Hi Bob,
I've admitted many times here that when DJRD first came out I thought it was
some of the weirdest sh*t I'd ever heard! But I could not dismiss it and
was compelled to play it over and over to try to "get" it. I also didn't
feel like "why isn't she writing stuff like Blue and FTR anymore?" It was
very apparent that the former Joni "era" was long packed away at that point
and one either needed to move along with her (as bumbling as that felt at
the time) or to just stop at that point and never move past Court and Spark.
When Maslin writes as her very first line of the review:
> In retrospect, Blue turns out to been the album that displayed Joni
Mitchell
> at her most buoyant and comfortable - with herself, with the nature of
her
> talents, and with the conventions of pop songwriting.
it feels to me like she has flicked off most of what followed after Blue.
She poses her conclusion in the very first line.
This also sounds very patronizing and dismissive to my ears:
> She has dabbled with jazz and African tribal music, ventured deep inside
> herself and fled far away. But, always, the unpredictable caliber of her
work
> has been as exciting as it is frustrating. Now for once, she has gambled
and
> lost. The best that can be said for Don Juan's Reckless Daughter is that
it
> is an instructive failure.
> As Kakki said, she pans it (tho that is not quite same as flicking it off,
at
> least to my east coast ears ;-) Note also the phrase "for once".

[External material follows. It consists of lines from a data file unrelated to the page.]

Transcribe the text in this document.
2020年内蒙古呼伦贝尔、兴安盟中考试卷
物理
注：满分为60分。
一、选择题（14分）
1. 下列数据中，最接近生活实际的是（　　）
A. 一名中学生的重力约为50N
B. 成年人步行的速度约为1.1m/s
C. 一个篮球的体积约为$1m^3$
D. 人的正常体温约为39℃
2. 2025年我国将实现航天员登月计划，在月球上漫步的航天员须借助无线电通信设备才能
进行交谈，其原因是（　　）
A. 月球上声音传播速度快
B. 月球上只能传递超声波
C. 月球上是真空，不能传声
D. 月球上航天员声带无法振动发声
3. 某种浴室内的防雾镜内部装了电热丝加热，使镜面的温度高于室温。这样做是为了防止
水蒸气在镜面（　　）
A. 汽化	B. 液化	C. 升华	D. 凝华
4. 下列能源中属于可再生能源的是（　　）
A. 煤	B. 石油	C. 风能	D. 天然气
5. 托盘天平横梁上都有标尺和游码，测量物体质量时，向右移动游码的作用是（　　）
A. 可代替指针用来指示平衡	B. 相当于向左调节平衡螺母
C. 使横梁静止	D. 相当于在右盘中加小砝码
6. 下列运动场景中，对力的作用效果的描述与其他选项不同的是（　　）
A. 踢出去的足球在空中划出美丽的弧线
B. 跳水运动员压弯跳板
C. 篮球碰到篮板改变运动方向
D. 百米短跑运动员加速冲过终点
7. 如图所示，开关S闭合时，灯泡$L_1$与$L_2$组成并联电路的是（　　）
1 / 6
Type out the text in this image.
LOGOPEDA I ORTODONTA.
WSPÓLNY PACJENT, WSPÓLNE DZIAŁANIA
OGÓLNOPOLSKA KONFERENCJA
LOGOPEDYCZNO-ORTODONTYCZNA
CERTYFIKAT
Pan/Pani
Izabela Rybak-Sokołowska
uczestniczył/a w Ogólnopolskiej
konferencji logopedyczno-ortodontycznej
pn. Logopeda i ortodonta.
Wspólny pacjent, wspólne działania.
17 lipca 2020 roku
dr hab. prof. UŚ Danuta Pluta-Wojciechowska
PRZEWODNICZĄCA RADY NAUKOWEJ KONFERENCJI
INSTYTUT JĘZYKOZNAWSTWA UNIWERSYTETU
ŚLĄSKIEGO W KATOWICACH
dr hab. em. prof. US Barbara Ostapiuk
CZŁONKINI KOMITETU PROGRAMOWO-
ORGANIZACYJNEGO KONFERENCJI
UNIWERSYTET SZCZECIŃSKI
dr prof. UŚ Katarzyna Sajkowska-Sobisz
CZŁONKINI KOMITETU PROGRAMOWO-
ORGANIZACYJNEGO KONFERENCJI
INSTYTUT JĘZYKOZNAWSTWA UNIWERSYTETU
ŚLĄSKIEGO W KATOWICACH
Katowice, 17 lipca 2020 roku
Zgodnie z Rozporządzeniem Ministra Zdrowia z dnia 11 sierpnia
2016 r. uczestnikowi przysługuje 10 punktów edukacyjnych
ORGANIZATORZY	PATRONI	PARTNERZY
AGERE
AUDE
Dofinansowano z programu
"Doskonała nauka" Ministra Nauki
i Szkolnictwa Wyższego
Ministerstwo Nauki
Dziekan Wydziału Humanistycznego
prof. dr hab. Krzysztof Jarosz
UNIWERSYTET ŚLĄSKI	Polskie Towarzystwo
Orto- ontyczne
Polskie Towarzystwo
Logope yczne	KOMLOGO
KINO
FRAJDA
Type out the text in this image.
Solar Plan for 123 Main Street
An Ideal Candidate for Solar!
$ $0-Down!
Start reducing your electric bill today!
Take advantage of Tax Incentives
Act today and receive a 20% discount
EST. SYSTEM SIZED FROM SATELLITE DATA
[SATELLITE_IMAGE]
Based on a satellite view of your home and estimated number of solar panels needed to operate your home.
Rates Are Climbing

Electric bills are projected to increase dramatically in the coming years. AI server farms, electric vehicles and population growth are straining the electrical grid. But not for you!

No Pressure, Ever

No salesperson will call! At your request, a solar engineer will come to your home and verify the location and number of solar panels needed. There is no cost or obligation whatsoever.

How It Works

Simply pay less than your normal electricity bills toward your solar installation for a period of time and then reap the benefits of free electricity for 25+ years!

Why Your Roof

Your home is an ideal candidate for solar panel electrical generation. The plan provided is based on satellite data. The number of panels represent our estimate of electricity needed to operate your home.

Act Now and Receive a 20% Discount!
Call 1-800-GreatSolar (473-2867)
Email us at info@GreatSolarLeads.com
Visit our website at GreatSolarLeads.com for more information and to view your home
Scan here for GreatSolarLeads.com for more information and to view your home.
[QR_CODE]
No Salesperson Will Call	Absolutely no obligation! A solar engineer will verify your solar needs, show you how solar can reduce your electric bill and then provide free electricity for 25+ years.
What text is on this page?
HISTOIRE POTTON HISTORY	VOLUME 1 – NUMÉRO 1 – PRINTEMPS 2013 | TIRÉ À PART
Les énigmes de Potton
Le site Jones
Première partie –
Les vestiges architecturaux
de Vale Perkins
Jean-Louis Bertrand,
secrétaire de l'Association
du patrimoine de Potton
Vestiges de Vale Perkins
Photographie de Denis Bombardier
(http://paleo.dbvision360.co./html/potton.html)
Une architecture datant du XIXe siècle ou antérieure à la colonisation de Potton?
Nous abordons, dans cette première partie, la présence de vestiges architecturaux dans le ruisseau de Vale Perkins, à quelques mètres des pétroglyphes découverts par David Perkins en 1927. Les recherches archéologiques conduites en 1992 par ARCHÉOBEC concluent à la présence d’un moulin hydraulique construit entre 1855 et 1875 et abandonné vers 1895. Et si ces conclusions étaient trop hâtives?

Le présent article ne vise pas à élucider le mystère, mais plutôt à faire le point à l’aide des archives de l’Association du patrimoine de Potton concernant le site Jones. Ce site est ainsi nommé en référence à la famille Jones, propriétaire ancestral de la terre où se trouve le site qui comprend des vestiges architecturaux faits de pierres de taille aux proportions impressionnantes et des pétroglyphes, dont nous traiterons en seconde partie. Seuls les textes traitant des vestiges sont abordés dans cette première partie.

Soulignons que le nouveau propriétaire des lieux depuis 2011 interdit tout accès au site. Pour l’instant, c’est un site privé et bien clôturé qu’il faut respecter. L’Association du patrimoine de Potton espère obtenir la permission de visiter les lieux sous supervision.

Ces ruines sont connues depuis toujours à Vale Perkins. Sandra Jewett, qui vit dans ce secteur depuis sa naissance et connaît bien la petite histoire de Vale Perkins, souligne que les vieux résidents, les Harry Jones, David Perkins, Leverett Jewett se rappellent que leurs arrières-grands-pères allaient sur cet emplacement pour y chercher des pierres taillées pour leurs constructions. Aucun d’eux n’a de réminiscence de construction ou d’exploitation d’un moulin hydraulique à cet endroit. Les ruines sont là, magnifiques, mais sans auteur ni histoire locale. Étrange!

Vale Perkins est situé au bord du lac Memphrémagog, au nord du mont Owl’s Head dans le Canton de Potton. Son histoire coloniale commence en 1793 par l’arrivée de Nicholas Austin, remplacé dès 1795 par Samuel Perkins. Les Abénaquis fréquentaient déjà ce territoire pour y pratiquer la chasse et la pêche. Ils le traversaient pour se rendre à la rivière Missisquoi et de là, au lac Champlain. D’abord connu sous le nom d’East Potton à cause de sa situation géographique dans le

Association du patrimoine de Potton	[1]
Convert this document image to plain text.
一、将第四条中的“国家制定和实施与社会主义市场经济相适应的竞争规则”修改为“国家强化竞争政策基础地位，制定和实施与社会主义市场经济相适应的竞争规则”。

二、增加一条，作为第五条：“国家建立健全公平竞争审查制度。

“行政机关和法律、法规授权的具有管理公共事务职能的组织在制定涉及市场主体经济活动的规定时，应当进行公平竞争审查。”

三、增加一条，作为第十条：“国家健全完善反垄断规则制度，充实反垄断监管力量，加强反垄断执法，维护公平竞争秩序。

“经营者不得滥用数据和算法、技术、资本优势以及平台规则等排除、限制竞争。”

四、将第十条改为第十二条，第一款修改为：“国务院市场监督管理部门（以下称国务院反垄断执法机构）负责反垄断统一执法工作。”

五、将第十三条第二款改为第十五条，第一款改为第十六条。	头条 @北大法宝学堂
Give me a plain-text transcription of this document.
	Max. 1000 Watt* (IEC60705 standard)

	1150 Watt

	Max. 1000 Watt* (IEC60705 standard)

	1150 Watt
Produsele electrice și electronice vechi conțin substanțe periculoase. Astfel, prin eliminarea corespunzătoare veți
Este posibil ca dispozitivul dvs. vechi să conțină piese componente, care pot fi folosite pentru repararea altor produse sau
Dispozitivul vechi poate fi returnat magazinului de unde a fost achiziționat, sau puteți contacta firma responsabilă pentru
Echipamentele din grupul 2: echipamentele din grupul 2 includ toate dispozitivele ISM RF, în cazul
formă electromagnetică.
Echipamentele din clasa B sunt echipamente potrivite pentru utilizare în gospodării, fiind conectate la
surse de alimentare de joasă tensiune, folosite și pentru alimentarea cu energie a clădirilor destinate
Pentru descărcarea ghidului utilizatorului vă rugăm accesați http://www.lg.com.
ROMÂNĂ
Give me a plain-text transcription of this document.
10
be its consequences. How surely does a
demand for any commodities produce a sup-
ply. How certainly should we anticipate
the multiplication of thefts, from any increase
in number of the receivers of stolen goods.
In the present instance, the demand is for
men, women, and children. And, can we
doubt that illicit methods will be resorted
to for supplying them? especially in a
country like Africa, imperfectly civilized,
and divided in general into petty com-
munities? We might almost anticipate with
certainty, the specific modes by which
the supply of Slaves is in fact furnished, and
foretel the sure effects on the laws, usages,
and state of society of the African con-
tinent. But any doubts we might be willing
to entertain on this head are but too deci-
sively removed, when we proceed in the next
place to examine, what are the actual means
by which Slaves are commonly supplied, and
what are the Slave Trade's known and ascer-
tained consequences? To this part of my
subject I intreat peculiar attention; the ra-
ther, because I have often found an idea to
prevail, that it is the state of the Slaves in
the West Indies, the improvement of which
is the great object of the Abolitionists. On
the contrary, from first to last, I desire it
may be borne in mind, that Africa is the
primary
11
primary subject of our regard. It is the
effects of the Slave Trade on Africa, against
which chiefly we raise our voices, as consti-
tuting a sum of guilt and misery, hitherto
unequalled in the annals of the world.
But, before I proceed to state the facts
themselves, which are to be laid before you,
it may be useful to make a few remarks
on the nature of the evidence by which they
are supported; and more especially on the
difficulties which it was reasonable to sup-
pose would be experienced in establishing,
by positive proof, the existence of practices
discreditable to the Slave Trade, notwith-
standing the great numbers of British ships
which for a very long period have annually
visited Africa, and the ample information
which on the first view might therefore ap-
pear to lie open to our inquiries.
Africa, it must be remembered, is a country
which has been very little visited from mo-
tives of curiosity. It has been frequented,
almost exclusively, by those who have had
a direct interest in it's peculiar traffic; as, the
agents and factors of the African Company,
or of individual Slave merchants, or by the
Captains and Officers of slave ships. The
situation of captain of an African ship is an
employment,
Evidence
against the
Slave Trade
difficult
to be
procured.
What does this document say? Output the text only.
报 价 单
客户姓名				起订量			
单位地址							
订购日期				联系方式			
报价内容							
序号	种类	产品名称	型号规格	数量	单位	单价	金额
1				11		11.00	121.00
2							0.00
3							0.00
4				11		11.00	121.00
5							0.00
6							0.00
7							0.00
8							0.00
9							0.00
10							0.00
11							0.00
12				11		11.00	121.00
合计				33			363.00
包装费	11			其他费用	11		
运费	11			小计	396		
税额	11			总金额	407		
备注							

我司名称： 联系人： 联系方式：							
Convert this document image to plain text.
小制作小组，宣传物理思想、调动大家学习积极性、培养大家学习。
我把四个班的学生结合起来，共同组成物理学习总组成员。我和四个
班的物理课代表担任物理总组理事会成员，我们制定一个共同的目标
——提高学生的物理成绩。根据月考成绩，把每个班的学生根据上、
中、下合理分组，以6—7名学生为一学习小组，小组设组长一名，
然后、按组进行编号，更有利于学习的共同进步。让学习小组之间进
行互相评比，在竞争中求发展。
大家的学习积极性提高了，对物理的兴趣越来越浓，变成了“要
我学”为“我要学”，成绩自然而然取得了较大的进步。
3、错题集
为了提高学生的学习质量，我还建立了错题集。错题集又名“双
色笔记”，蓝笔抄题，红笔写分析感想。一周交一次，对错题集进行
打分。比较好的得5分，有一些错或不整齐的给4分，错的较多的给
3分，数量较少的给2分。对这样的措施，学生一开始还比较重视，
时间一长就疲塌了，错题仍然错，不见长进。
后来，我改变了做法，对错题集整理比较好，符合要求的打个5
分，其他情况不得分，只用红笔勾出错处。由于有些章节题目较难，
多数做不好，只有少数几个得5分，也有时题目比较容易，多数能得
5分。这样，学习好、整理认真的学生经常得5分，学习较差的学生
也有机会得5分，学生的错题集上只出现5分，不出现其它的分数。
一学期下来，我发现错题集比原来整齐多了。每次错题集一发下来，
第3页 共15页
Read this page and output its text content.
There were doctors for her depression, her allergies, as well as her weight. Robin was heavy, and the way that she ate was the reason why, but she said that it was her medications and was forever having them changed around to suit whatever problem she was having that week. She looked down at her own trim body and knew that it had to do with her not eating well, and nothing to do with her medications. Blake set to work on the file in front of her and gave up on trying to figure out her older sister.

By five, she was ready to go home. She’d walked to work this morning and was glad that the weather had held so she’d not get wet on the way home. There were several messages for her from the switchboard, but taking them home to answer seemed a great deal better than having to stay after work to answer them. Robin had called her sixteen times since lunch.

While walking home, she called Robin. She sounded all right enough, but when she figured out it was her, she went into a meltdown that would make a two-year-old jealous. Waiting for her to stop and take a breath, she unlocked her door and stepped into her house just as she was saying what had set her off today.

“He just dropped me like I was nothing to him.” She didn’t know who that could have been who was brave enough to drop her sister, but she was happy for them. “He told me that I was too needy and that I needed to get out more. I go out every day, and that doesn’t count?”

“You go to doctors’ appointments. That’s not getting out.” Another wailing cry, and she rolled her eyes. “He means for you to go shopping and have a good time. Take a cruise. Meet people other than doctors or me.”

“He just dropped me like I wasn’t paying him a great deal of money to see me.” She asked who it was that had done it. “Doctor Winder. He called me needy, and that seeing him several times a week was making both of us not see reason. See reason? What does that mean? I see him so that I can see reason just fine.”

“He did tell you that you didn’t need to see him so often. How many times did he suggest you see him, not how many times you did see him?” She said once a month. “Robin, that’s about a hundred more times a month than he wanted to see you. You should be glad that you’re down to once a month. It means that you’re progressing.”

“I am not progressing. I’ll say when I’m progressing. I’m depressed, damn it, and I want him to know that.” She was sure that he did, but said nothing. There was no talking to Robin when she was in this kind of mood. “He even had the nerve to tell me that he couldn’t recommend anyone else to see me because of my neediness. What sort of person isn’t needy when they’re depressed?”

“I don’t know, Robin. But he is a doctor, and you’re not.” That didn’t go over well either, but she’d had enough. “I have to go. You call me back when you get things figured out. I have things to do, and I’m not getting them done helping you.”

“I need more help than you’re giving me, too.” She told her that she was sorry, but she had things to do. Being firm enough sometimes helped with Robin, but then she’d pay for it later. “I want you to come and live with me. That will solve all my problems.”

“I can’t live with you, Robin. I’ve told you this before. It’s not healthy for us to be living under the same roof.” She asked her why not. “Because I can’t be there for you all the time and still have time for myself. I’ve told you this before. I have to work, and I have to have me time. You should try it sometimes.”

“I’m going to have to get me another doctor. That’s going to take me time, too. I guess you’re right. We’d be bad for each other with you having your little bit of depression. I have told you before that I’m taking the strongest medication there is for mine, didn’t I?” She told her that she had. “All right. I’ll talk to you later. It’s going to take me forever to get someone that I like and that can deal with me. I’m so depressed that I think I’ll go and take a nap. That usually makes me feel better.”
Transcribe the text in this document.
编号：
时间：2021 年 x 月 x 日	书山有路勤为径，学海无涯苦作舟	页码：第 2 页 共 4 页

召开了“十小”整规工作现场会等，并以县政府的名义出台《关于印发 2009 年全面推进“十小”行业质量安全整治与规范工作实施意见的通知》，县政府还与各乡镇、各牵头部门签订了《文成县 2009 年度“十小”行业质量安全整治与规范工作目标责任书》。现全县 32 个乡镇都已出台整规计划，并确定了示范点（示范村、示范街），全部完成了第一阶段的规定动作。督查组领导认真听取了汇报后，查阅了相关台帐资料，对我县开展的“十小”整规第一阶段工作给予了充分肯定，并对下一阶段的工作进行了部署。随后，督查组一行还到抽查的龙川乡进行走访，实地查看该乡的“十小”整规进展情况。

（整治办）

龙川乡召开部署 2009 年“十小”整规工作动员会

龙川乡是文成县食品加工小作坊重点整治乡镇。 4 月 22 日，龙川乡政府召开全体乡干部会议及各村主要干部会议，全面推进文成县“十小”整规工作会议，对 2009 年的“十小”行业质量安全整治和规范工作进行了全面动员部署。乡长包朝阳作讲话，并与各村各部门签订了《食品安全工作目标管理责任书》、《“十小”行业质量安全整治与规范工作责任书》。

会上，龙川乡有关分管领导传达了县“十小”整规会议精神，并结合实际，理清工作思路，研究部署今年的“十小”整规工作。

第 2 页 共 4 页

I have experienced a difference in left and east coast ears when it comes to
perception of certain criticisms but that's a long other subject ;-)
This one cracked me up - talk about the pot calling the kettle.......:
> But increasingly, Mitchell's pretensions have shaped her appraisal of her
own
> gifts.......These days, Mitchell appears bent on repudiating her own flair
> for popular songwriting, and on staking her claim to the kind of artistry
> that, when it's real, doesn't need to announce itself so stridently.
> There is a lot of pressure on a reviewer when, under time constraints, she
has to produce a review of a work
> by a person of far greater talent, based on insufficient time to absorb,
feel
> and analyze.
Agreed. Guess I would have respected Maslin's opinion more if she had just
admitted that it was odd and baffling and tried to muddle it out from there.
But I thought that you left out some of the more withering comments like:
>The painful banality of Mitchell's lyrics - there is nothing said here that
she hasn't said better before, except those things she >should have kept to
herself - is almost the least of her problems. Behind a treacly tide like
"The Silky Veils of Ardor" lurks an >even treaclier notion: that the
romantic visions of love put forth by certain folk songs are one thing, that
reality is another, and >that the singer apparently yearns for both. "It's
just in my dreams we fly," the song concludes, with a reference to "The
Water >Is Wide." Or, as a dialogue balloon on one of the inner sleeves puts
it, "In my dweems we fwy." The album offers what is, >one can only hope, the
ultimate in cute cover art.
>It also offers the ultimate in potshots: "Otis and Marlena," a facile,
snidely sung song about tourists who come to Miami "for >fun and sun/While
Muslims stick up Washington." This leads into "The Tenth World," a mostly
instrumental percussion track >featuring Jaco Pastorius (who plays on a
majority of the record with distinction, but without much helpful
influence), Airto >and Chaka Khan (who hums).
She even flicks off Jaco, Airto and Chaka, lol!
> Really, the reaction in this review is probably typical of many -
including
> fans - who listened to DJRD. It was wrong, but for many of us it took some
> time to figure that out.
I totally agree. And for those who are about to lecture me how critics are
entitled to their opinion, etc., etc., yes I also agree. I just find it
funny to go back and read this stuff and then think of how some things are
sometimes reappraised dramatically with the passage of time.